At first glance steam-energy from incinerated waste in Europe may seem worlds away from coal-energy in the Canadian prairies, however these could soon be linked by a remarkable technology that drives down carbon emissions: Carbon Capture and Storage (CCS).
CCS has application across industrial sectors and applicability around the globe as an accessible, proven technology to significantly reduce greenhouse gas emissions (GHGs) and meet international climate change goals.
Three and a half years ago, the world’s first commercial post-combustion CCS facility on a power plant began operation in Saskatchewan Canada. SaskPower’s Boundary Dam 3 (BD3) lignite coal fired power plant was retrofitted with a CCS facility capable of capturing and storing up to 90% of the previously emitted CO2, making it the cleanest thermal power plant in the world.
Across the Atlantic, in Oslo, Norway, the Klemetsrud Waste to Energy Plant generates electricity and district heating steam from the incineration of household and industrial waste as part of the cities integrated solution for energy recovery and waste recycling and processing. Although this is a dramatic positive contrast to the landfills that are used extensively in Canada, it still is producing about 300,000 tonnes of CO2 a year. The City of Oslo has set an emission reduction goal of 50% by 2020 and 95% by 2035.
With these emission targets in mind, the Carbon Capture Oslo project is preparing to take the next step in deploying a full-scale capture plant, by pursing support to complete a Front-End Engineering Design (FEED) study.
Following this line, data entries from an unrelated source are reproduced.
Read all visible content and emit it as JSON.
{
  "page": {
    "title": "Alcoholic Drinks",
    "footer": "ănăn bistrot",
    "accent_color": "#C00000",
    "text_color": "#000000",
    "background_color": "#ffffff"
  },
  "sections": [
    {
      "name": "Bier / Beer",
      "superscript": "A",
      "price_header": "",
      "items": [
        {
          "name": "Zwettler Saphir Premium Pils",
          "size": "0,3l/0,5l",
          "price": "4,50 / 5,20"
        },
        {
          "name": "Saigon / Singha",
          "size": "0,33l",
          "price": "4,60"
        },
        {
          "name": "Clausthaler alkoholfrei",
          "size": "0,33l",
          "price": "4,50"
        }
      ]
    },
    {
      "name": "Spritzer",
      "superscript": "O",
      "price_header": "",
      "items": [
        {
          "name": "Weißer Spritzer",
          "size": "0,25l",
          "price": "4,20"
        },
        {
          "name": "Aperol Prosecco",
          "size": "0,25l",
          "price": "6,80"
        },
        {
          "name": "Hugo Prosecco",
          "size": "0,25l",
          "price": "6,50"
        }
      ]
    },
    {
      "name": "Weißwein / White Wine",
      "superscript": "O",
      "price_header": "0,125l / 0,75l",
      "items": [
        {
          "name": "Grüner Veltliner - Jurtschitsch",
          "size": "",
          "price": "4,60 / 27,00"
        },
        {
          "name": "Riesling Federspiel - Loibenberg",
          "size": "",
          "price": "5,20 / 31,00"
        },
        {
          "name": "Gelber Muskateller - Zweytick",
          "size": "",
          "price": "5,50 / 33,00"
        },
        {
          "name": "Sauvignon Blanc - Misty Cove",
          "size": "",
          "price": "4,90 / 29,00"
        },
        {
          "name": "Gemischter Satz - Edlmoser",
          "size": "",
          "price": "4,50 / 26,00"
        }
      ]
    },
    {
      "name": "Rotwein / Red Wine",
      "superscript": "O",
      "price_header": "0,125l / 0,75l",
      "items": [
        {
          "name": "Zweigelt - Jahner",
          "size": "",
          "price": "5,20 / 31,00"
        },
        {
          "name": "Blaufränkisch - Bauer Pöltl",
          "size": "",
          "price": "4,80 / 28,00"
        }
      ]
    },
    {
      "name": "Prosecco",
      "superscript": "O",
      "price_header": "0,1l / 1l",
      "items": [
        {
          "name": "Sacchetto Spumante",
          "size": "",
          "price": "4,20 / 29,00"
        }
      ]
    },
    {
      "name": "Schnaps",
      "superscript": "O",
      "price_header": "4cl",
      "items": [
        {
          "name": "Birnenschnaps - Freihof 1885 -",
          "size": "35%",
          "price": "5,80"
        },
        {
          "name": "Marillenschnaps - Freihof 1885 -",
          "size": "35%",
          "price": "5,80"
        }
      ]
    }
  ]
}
In preparation for their project, the technical team is working with the International CCS Knowledge Centre to garner critical learnings from our operational expertise.
Canada Supporting Norway
Recently, we spent three intense days in a workshop with technical representatives from the Klemetsrud waste to energy plant on CCS experiences at BD3. This was important to Klemetsrud as the visitors could review an implementation of the specific technology that they have selected on a real plant that has over three years of operational history. The value of walking through an operating plant and seeing it first hand is hard to measure.
“Learning from the experience of others is the most powerful, yet cost-effective risk mitigation measure for any project.” - Espen Berg, Project Manager
Key to our involvement at the International CCS Knowledge Centre, was hearing the Klemetsrud project team describe their potential project in Oslo.
I found it fascinating to hear about the risk items that they perceived, and their mitigation plans.
It was like an instant flashback to the pre-approval phase of BD3, where our project team worried about some of the same challenges, some of which materialized and some of which didn’t.
Sharing the Technical Expertise
- an in-depth tour of both the carbon capture facility, and the power plant;
- transfer of learnings from the project and the operating team from all project phases:
- feasibility and FEED,
- project execution, construction, commissioning, and transition to operations, and
- on-going operating of the facility as a commercial enterprise;
- items impacting BD3 CCS dispatch and plant output including:
- market demand,
- value for emission reduction, and
- outages, de-rates and capacity limitations;
- a review of ongoing operations cost impacts including:
- quantity of makeup chemicals,
- plant parasitic loads,
- operations staffing requirements, and
- plant technical support equipment and staffing;
- an examination plant emissions data, and testing methodologies used;
- a review of plant health and safety plans and impacts; and,
- a critical equipment inspection and operational experience review.
Importance of BD3 Evolution to Success
For the team from Olso, the ability to pull live and historical data from the plant's control system historian, substantiated BD3’s evolution to success.
The beauty of it is that we have instant access to 3.5 years of real operational data that we use to troubleshoot and optimize the plant. We are, therefore able to leverage this same information to inform ourselves and others on the realities of commercial carbon capture as we strive to increase the efficiency and reduce the cost of capture for future projects.
This hands-on review of the operational data - on how the plant operates on an ongoing basis, as well as investigating start-up, shutdown and upset conditions confirmed for the Klemetsrud project team - that despite the sometimes negative public commentary - the plant is running and the plant operation, including reliability, is improving. In fact, as of April 2018, the plant has seen a 4.5 month production run being available 98.8 per cent of the time.
In addition to the technical review, the site tour and lessons learned for Boundary Dam 3, the International CCS Knowledge Centre facilitated discussions on trends and learning from other projects that might be applied to the Klemetsrud project.
The workshop with colleagues from Norway was a great success. Taking the time to do an extensive review of the actual plant operating data was important to Klemetsrud as it allowed their technical team to assess the plant operation and form their own conclusions. As well, I gained a huge understanding on waste-to-steam-to-energy and I am a firm believer in the relevance of sharing knowledge and the value that CCS adds to any industry.